Functional vs. Imperative Environments

What is the primary building block of your programs?

  • Functional

    • Mostly functional with imperative where needed. Managing what state is intrinsic, necessary, and appropriate.
    • The Basic building block is a referentially transparent function. A function which returns the same output per given input every time.
    • The environment does not affect the output of a referentially transparent function so we can reason about it independently.
  • Imperative

    • The Basic building block is a stateful action (object in OO).
    • Without environmental knowledge it’s impossible to reason about and test.
    • You must be able to control the environment in which the action occurs to know if it’s being done right.
    • The environment is an implicit parameter on the action. Making the environment explicit makes it referentially transparent.
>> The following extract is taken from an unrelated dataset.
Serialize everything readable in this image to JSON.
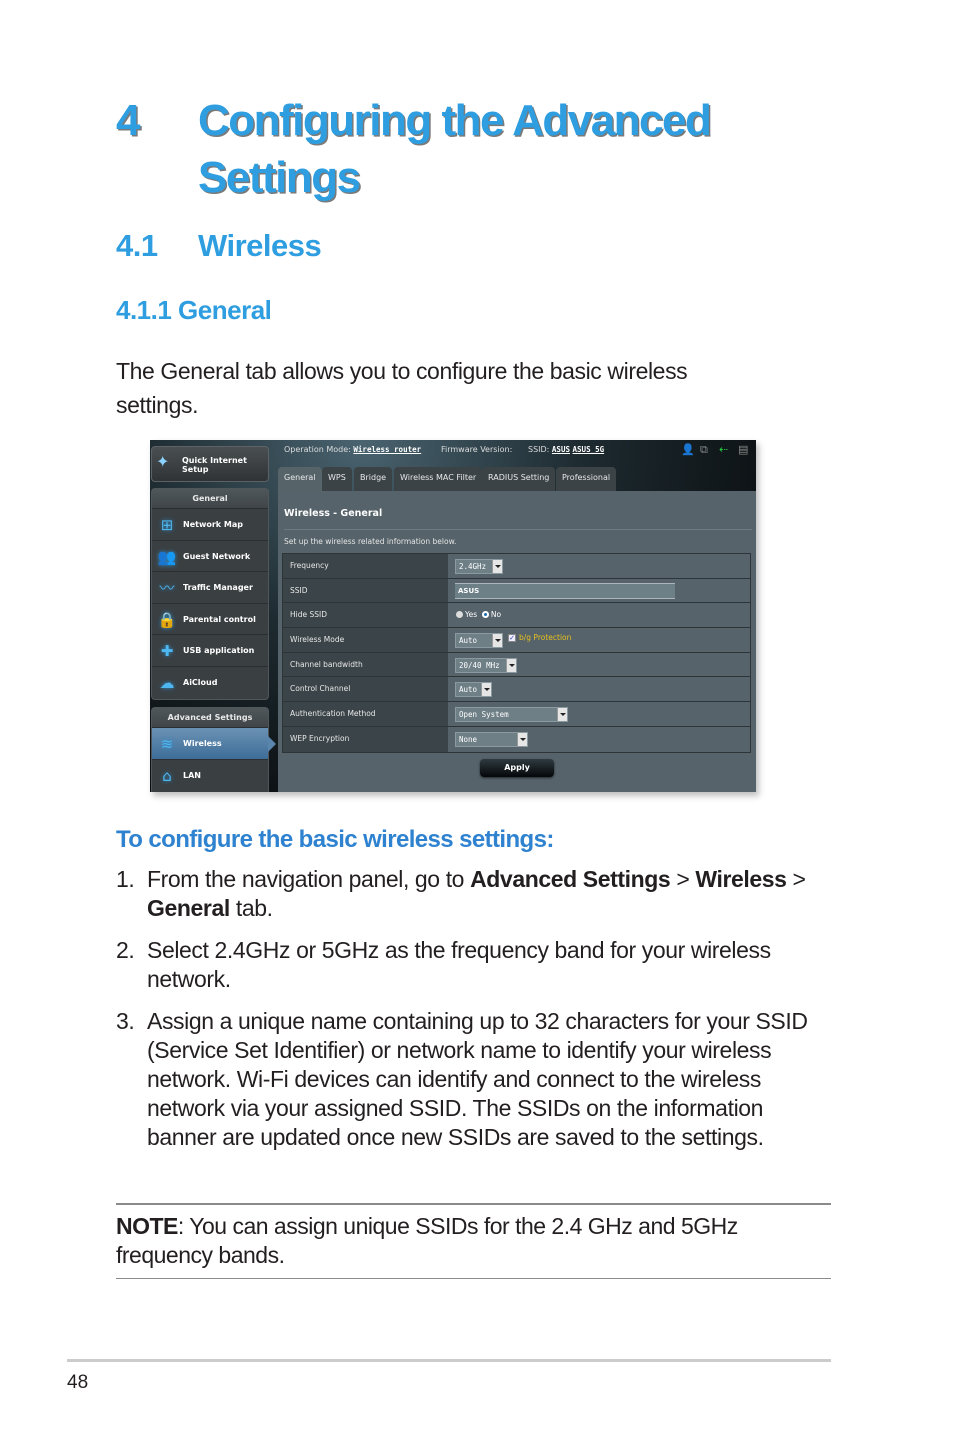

SortedList vs. SortedDictionary

Both are useful if you need to iterate over elements in sorted order. As a rule of thumb if you creating it once and not modifying it than a SortedList has a faster construction time and uses less memory than a SortedDictionary.

Operation SortedList SortedDictionary
retrieval by key O(log(n)) O(log(n))
insert and remove elements O(n) O(log(n))
contains key O(log(n)) O(log(n))

Sorted Dictionary

  • Implemented as binary search tree for fast lookups while keeping elements in sorted order.

Sorted List

  • Implemented as two arrays (keys, values) kept in sorted order.
  • Faster construction time when being populated in one go.